La giornata di commemorazione dell’11 Marzo si inscrive in questo schema. L’iniziativa dell’Unione Europea risulterebbe da una responsabilità particolare degli Stati membri nei riguardi delle vittime, giacché «i terroristi attaccherebbero la società nel suo insieme». Noi saremmo tutti potenzialmente delle vittime. La feticizzazione della vittima reale realizza una fusione tra la stessa, le popolazioni, il potere.
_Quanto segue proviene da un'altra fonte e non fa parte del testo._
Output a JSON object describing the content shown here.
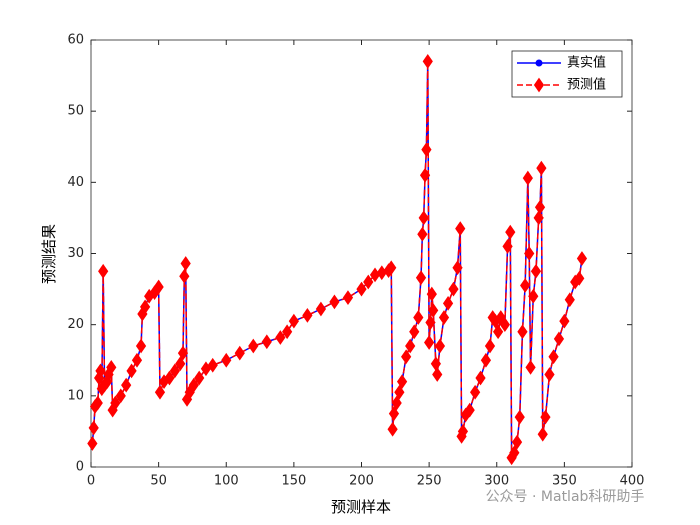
{
  "chart_data": {
    "type": "line",
    "xlabel": "预测样本",
    "ylabel": "预测结果",
    "xlim": [
      0,
      400
    ],
    "xticks": [
      0,
      50,
      100,
      150,
      200,
      250,
      300,
      350,
      400
    ],
    "ylim": [
      0,
      60
    ],
    "yticks": [
      0,
      10,
      20,
      30,
      40,
      50,
      60
    ],
    "legend": "top-right",
    "watermark": "公众号 · Matlab科研助手",
    "x": [
      1,
      2,
      3,
      5,
      6,
      7,
      8,
      9,
      10,
      12,
      13,
      15,
      16,
      18,
      22,
      26,
      30,
      34,
      37,
      38,
      40,
      43,
      47,
      50,
      51,
      54,
      58,
      62,
      66,
      68,
      69,
      70,
      71,
      73,
      76,
      80,
      85,
      90,
      100,
      110,
      120,
      130,
      140,
      145,
      150,
      160,
      170,
      180,
      190,
      200,
      205,
      210,
      215,
      220,
      222,
      223,
      224,
      226,
      228,
      230,
      233,
      236,
      239,
      242,
      244,
      245,
      246,
      247,
      248,
      249,
      250,
      251,
      252,
      253,
      255,
      256,
      258,
      261,
      264,
      268,
      271,
      273,
      274,
      275,
      277,
      280,
      284,
      288,
      292,
      295,
      297,
      299,
      301,
      303,
      306,
      308,
      310,
      311,
      313,
      315,
      317,
      319,
      321,
      323,
      324,
      325,
      327,
      329,
      331,
      332,
      333,
      334,
      336,
      339,
      342,
      346,
      350,
      354,
      358,
      361,
      363
    ],
    "series": [
      {
        "name": "真实值",
        "color": "#0000ff",
        "line": "solid",
        "marker": "circle",
        "values": [
          3.3,
          5.5,
          8.5,
          9,
          12.5,
          13.5,
          11,
          27.5,
          11.5,
          12,
          13,
          14,
          8,
          9,
          10,
          11.5,
          13.5,
          15,
          17,
          21.5,
          22.5,
          24,
          24.5,
          25.3,
          10.5,
          12,
          12.5,
          13.5,
          14.5,
          16,
          26.8,
          28.6,
          9.5,
          10.5,
          11.5,
          12.5,
          13.8,
          14.3,
          15,
          16,
          17,
          17.6,
          18.2,
          19,
          20.5,
          21.3,
          22.2,
          23.2,
          23.8,
          25,
          26,
          27,
          27.3,
          27.6,
          28,
          5.3,
          7.5,
          9,
          10.5,
          12,
          15.5,
          17,
          19,
          21,
          26.6,
          32.7,
          35,
          41,
          44.6,
          57,
          17.5,
          20.3,
          24.3,
          22,
          14.5,
          13,
          17,
          21,
          23,
          25,
          28,
          33.5,
          4.3,
          5,
          7.3,
          8,
          10.5,
          12.5,
          15,
          17,
          21,
          20.5,
          19,
          21,
          20,
          31,
          33,
          1.3,
          2,
          3.5,
          7,
          19,
          25.5,
          40.6,
          30,
          14,
          24,
          27.5,
          35,
          36.5,
          42,
          4.6,
          7,
          13,
          15.5,
          18,
          20.5,
          23.5,
          26,
          26.5,
          29.3
        ]
      },
      {
        "name": "预测值",
        "color": "#ff0000",
        "line": "dashed",
        "marker": "diamond",
        "values": [
          3.3,
          5.5,
          8.5,
          9,
          12.5,
          13.5,
          11,
          27.5,
          11.5,
          12,
          13,
          14,
          8,
          9,
          10,
          11.5,
          13.5,
          15,
          17,
          21.5,
          22.5,
          24,
          24.5,
          25.3,
          10.5,
          12,
          12.5,
          13.5,
          14.5,
          16,
          26.8,
          28.6,
          9.5,
          10.5,
          11.5,
          12.5,
          13.8,
          14.3,
          15,
          16,
          17,
          17.6,
          18.2,
          19,
          20.5,
          21.3,
          22.2,
          23.2,
          23.8,
          25,
          26,
          27,
          27.3,
          27.6,
          28,
          5.3,
          7.5,
          9,
          10.5,
          12,
          15.5,
          17,
          19,
          21,
          26.6,
          32.7,
          35,
          41,
          44.6,
          57,
          17.5,
          20.3,
          24.3,
          22,
          14.5,
          13,
          17,
          21,
          23,
          25,
          28,
          33.5,
          4.3,
          5,
          7.3,
          8,
          10.5,
          12.5,
          15,
          17,
          21,
          20.5,
          19,
          21,
          20,
          31,
          33,
          1.3,
          2,
          3.5,
          7,
          19,
          25.5,
          40.6,
          30,
          14,
          24,
          27.5,
          35,
          36.5,
          42,
          4.6,
          7,
          13,
          15.5,
          18,
          20.5,
          23.5,
          26,
          26.5,
          29.3
        ]
      }
    ]
  }
}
La lotta antiterrorista organizzerebbe la difesa di tutti contro questa violenza cieca. Per far ciò, essa fonde stato di guerra e lotta contro la criminalità. Essa sopprime ogni distinzione fra esteriore ed interiore, guerra e pace. Lo Stato rimette in discussione l’Habeas Corpus dei suoi cittadini e applica loro misure di sorveglianza una volta riservate ai nemici del paese. Lo stato di guerra diviene permanente, illimitato, contro un nemico indefinito dai molteplici volti, che può assumere quello di chiunque, giacché gli USA possono perseguire chiunque sia semplicemente additato come terrorista, cioé identificato come «nemico combattente illegale» dal potere esecutivo. Da vittime, possiamo diventare terroristi. La fusione è dunque completa fra vittima, terrorista e potere.
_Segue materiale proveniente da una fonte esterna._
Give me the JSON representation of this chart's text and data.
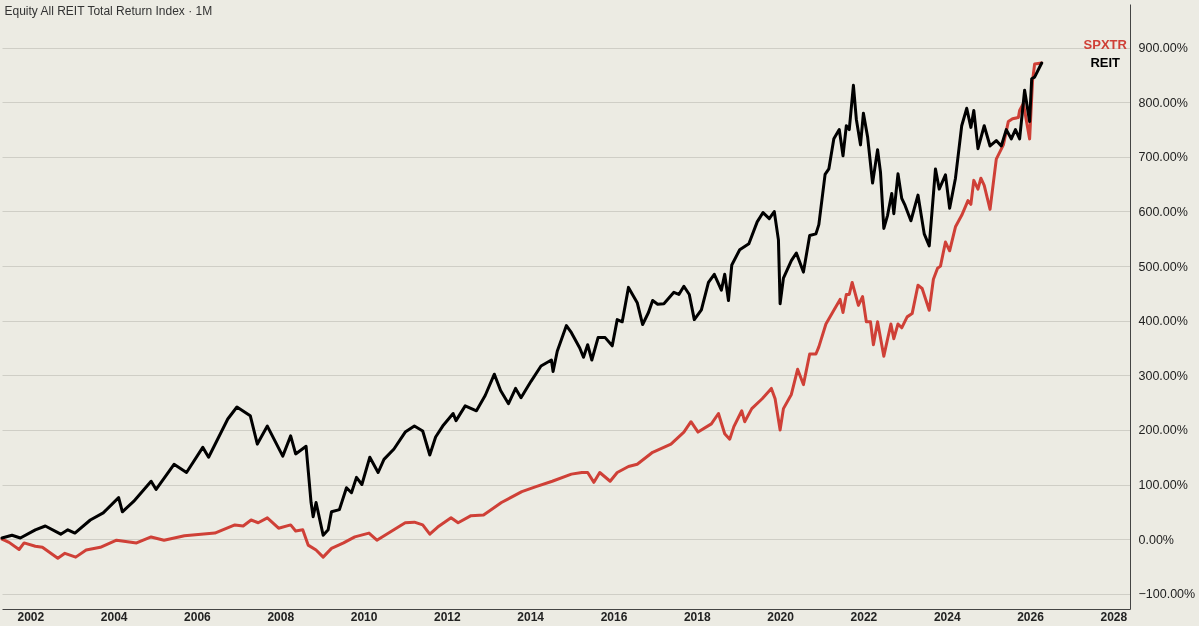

Un ordine politico psicotico, fondato sull’amore della vittima, ci intima di abbandonare e rinunciare alle nostre libertà costituzionali, al fine di essere protetti dall’altro e da noi stessi. Questa struttura politica maternalista sopprime ogni separazione fra Stato e cittadino. La legge francese LOPPSI 2 (Legge di Orientamento e di Programmazione per la Sicurezza Interna, ndt), trasformando la videosorveglianza in videoprotezione, opera una mutazione semantica caratteristica dell’attenzione che ha per noi la Big Mother.
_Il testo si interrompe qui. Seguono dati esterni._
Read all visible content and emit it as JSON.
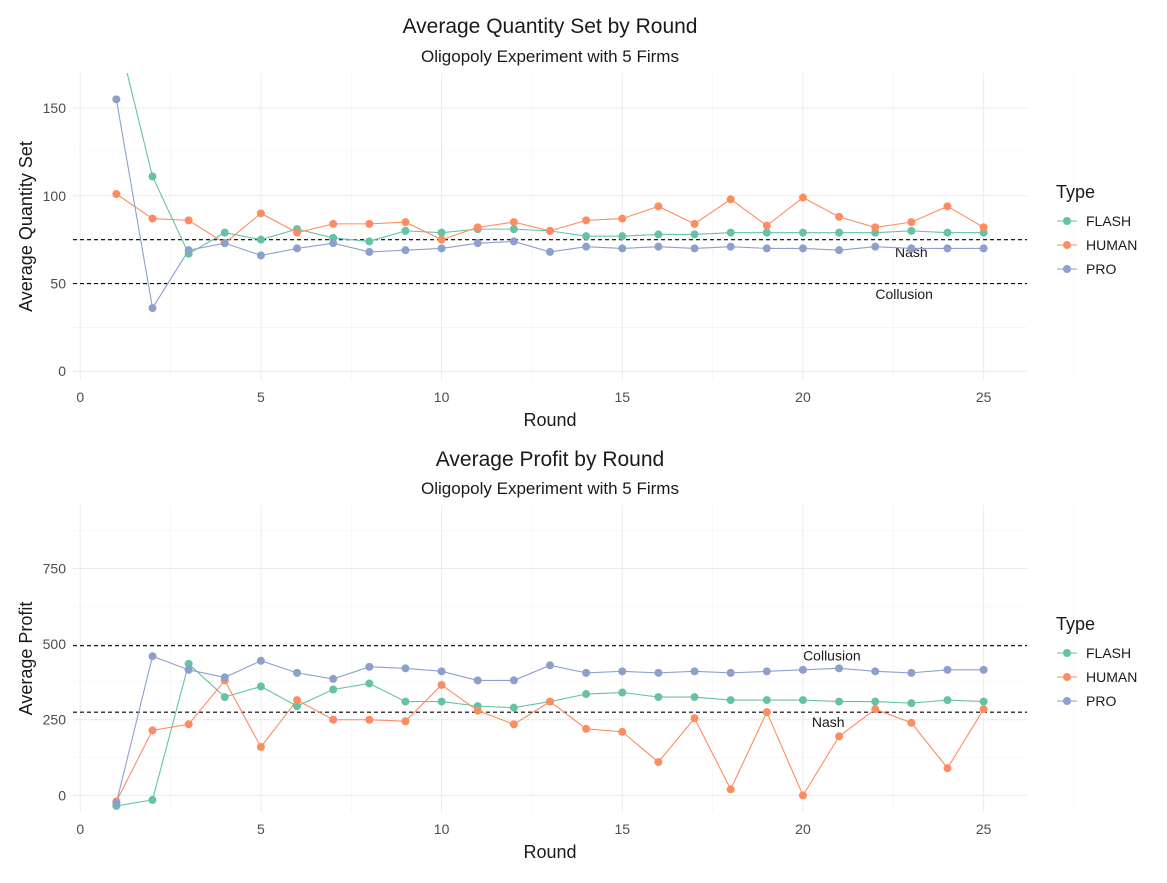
{
  "chart_data": [
    {
      "type": "line",
      "title": "Average Quantity Set by Round",
      "subtitle": "Oligopoly Experiment with 5 Firms",
      "xlabel": "Round",
      "ylabel": "Average Quantity Set",
      "xlim": [
        -0.2,
        26.2
      ],
      "ylim": [
        -5,
        170
      ],
      "x_ticks": [
        0,
        5,
        10,
        15,
        20,
        25
      ],
      "y_ticks": [
        0,
        50,
        100,
        150
      ],
      "grid": true,
      "legend": {
        "title": "Type",
        "position": "right"
      },
      "x": [
        1,
        2,
        3,
        4,
        5,
        6,
        7,
        8,
        9,
        10,
        11,
        12,
        13,
        14,
        15,
        16,
        17,
        18,
        19,
        20,
        21,
        22,
        23,
        24,
        25
      ],
      "series": [
        {
          "name": "FLASH",
          "color": "#66c2a5",
          "values": [
            195,
            111,
            67,
            79,
            75,
            81,
            76,
            74,
            80,
            79,
            81,
            81,
            80,
            77,
            77,
            78,
            78,
            79,
            79,
            79,
            79,
            79,
            80,
            79,
            79
          ]
        },
        {
          "name": "HUMAN",
          "color": "#fc8d62",
          "values": [
            101,
            87,
            86,
            73,
            90,
            79,
            84,
            84,
            85,
            75,
            82,
            85,
            80,
            86,
            87,
            94,
            84,
            98,
            83,
            99,
            88,
            82,
            85,
            94,
            82
          ]
        },
        {
          "name": "PRO",
          "color": "#8da0cb",
          "values": [
            155,
            36,
            69,
            73,
            66,
            70,
            73,
            68,
            69,
            70,
            73,
            74,
            68,
            71,
            70,
            71,
            70,
            71,
            70,
            70,
            69,
            71,
            70,
            70,
            70
          ]
        }
      ],
      "reference_lines": [
        {
          "label": "Nash",
          "y": 75,
          "label_x": 23.0,
          "label_y": 68
        },
        {
          "label": "Collusion",
          "y": 50,
          "label_x": 22.8,
          "label_y": 44
        }
      ]
    },
    {
      "type": "line",
      "title": "Average Profit by Round",
      "subtitle": "Oligopoly Experiment with 5 Firms",
      "xlabel": "Round",
      "ylabel": "Average Profit",
      "xlim": [
        -0.2,
        26.2
      ],
      "ylim": [
        -55,
        960
      ],
      "x_ticks": [
        0,
        5,
        10,
        15,
        20,
        25
      ],
      "y_ticks": [
        0,
        250,
        500,
        750
      ],
      "grid": true,
      "legend": {
        "title": "Type",
        "position": "right"
      },
      "x": [
        1,
        2,
        3,
        4,
        5,
        6,
        7,
        8,
        9,
        10,
        11,
        12,
        13,
        14,
        15,
        16,
        17,
        18,
        19,
        20,
        21,
        22,
        23,
        24,
        25
      ],
      "series": [
        {
          "name": "FLASH",
          "color": "#66c2a5",
          "values": [
            -35,
            -15,
            435,
            325,
            360,
            295,
            350,
            370,
            310,
            310,
            295,
            290,
            310,
            335,
            340,
            325,
            325,
            315,
            315,
            315,
            310,
            310,
            305,
            315,
            310
          ]
        },
        {
          "name": "HUMAN",
          "color": "#fc8d62",
          "values": [
            -20,
            215,
            235,
            380,
            160,
            315,
            250,
            250,
            245,
            365,
            280,
            235,
            310,
            220,
            210,
            110,
            255,
            20,
            275,
            0,
            195,
            285,
            240,
            90,
            285
          ]
        },
        {
          "name": "PRO",
          "color": "#8da0cb",
          "values": [
            -25,
            460,
            415,
            390,
            445,
            405,
            385,
            425,
            420,
            410,
            380,
            380,
            430,
            405,
            410,
            405,
            410,
            405,
            410,
            415,
            420,
            410,
            405,
            415,
            415
          ]
        }
      ],
      "reference_lines": [
        {
          "label": "Collusion",
          "y": 495,
          "label_x": 20.8,
          "label_y": 462
        },
        {
          "label": "Nash",
          "y": 275,
          "label_x": 20.7,
          "label_y": 242
        }
      ]
    }
  ]
}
Parlando a nome della vittima e ponendosi come tale, il potere entra nel sacro. Esso fonde ordine politico ed ordine simbolico. Come già espresso da George Bush, nella sua guerra del Bene contro il Male, il potere occupa direttamente il posto dell’ordine simbolico. Fondando la sua legittimità sull’icona della vittima, ci pone in una violenza senza fine, invece di fermare la stessa. La lotta antiterrorista ci inscrive così nel tragico, come era messo in scena dalla tragedia greca. Ci immette in una violenza infinita, sempre rinnovata, giacché non vi è più un principio protettore della vita, d’ordine simbolico, articolato al potere politico. I lavori di Jacques Lacan ci hanno insegnato che è proprio questo fantasma dell’unificazione alla madre immaginaria, qui allo Stato come madre simbolica, che è alla base di questa violenza senza limiti, autodefinitasi senza oggetto, che la lotta antiterrorista pretende di combattere.

* Jean-Claude Paye, sociologo, collabora con Eurasia; Tülay Umay, sociologo.